February 14, 1990 • 3.7 billion miles from Earth
In a vast ocean of darkness, a single point of light contains everything we love.
"Look again at that dot. That's here. That's home. That's us. On it everyone you love, everyone you know, everyone you ever heard of, has ever lived, lived their lives. The totality of our joy and suffering, thousands of confident religions, ideologies, and economic doctrines, every hunter and forager, every hero and coward, every creator and destroyer of civilization, every king and peasant, every young couple in love, every mother and father, hopeful child, inventor and explorer, every teacher of morals, every corrupt politician, every 'superstar,' every 'supreme leader,' every saint and sinner in the history of our species lived there—on a mote of dust suspended in a sunbeam."From "Pale Blue Dot: A Vision of the Human Future in Space" (1997)
— Carl Sagan
On the last day of 1990, NASA's Voyager 1 spacecraft took a series of images looking back towards Earth. At a distance of 6 billion miles, it was the first time humanity had seen our planet from such a vast perspective.

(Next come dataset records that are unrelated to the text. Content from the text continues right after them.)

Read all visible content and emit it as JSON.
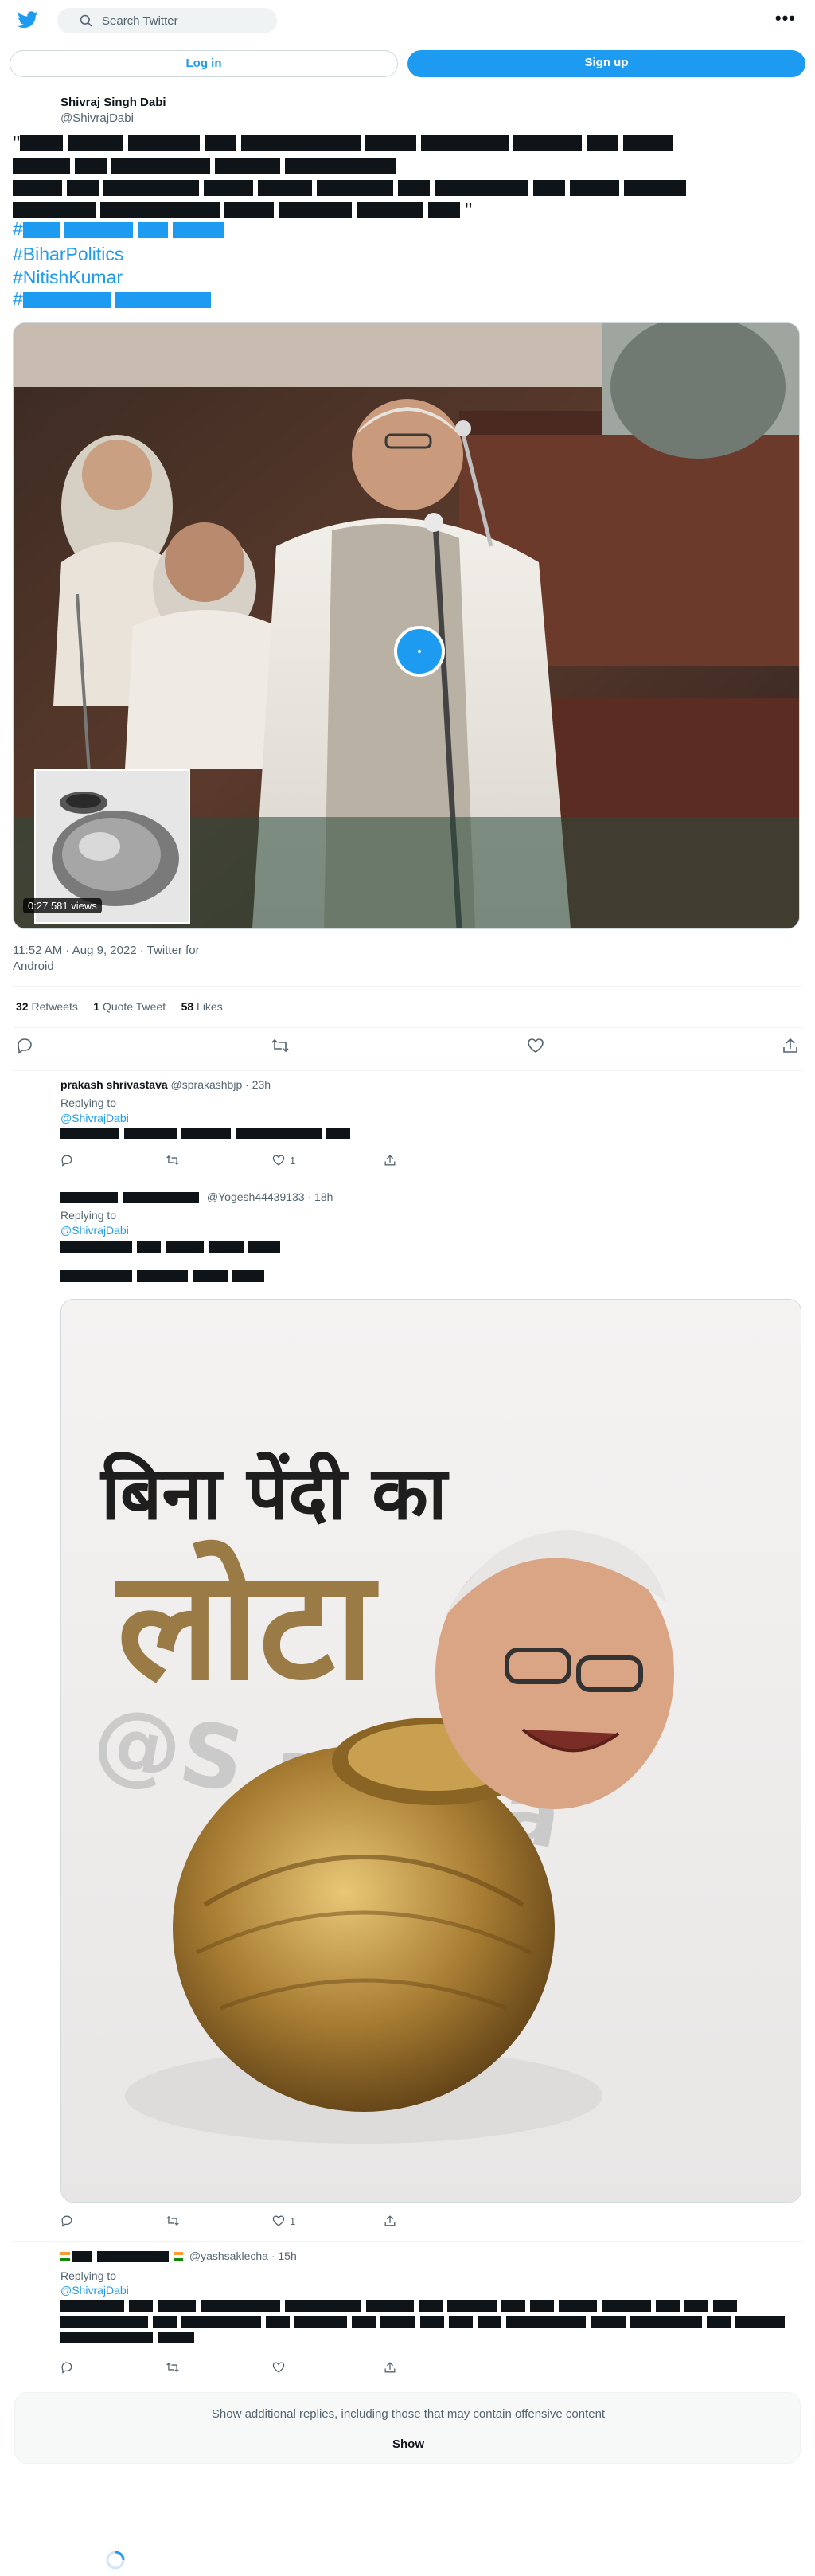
{
  "header": {
    "search_placeholder": "Search Twitter",
    "more_label": "•••"
  },
  "auth": {
    "login_label": "Log in",
    "signup_label": "Sign up"
  },
  "tweet": {
    "author_name": "Shivraj Singh Dabi",
    "author_handle": "@ShivrajDabi",
    "hashtags": [
      "#BiharPolitics",
      "#NitishKumar"
    ],
    "video_duration": "0:27",
    "video_views": "581 views",
    "timestamp": "11:52 AM · Aug 9, 2022 · Twitter for Android",
    "retweets_count": "32",
    "retweets_label": "Retweets",
    "quotes_count": "1",
    "quotes_label": "Quote Tweet",
    "likes_count": "58",
    "likes_label": "Likes"
  },
  "replies": [
    {
      "name": "prakash shrivastava",
      "handle": "@sprakashbjp",
      "time": "· 23h",
      "replying_to_label": "Replying to",
      "replying_to": "@ShivrajDabi",
      "like_count": "1"
    },
    {
      "handle": "@Yogesh44439133",
      "time": "· 18h",
      "replying_to_label": "Replying to",
      "replying_to": "@ShivrajDabi",
      "image_heading": "बिना पेंदी का",
      "image_word": "लोटा",
      "image_watermark": "@S          ashaa",
      "like_count": "1"
    },
    {
      "handle": "@yashsaklecha",
      "time": "· 15h",
      "replying_to_label": "Replying to",
      "replying_to": "@ShivrajDabi"
    }
  ],
  "additional": {
    "text": "Show additional replies, including those that may contain offensive content",
    "button": "Show"
  },
  "colors": {
    "accent": "#1d9bf0",
    "text": "#0f1419",
    "muted": "#536471"
  }
}
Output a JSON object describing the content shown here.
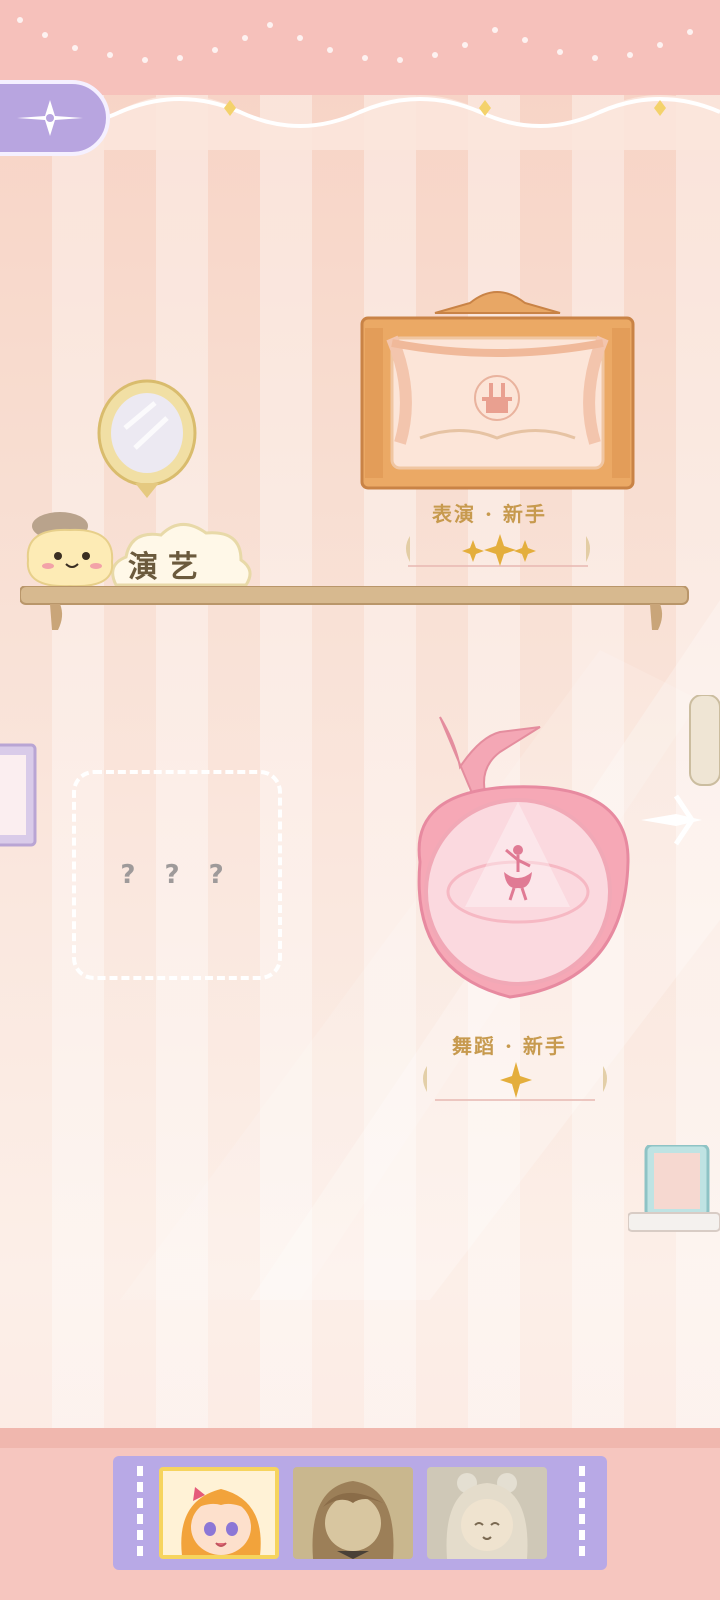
{
  "header": {
    "back_icon": "compass-star-icon"
  },
  "shelf": {
    "tag_label": "演艺"
  },
  "skills": [
    {
      "title": "表演 · 新手",
      "stars": 3,
      "icon": "magic-hat-rabbit-icon"
    },
    {
      "title": "舞蹈 · 新手",
      "stars": 1,
      "icon": "ballerina-icon"
    }
  ],
  "locked_slot": {
    "label": "? ? ?"
  },
  "characters": [
    {
      "name": "avatar-girl-orange-hair",
      "selected": true
    },
    {
      "name": "avatar-boy-brown-hair",
      "selected": false
    },
    {
      "name": "avatar-girl-white-hair",
      "selected": false
    }
  ],
  "colors": {
    "accent_gold": "#c79a4e",
    "purple": "#b8a9e6",
    "pink_frame": "#f2aab6"
  }
}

Carl Sagan, who had suggested the idea of the look-back photos to NASA, proposed that Voyager take some pictures of the solar system. The resulting image shows Earth as a mere speck of light—what Sagan called "a pale blue dot"—lost in a vast sunbeam.
That single pixel contains everything. Every mountain, every ocean, every city, every person. Our entire history, our future, and our very existence—all contained in one tiny point of light in the cosmic dark.
In the grand canvas of the universe, we are both insignificant and profoundly significant.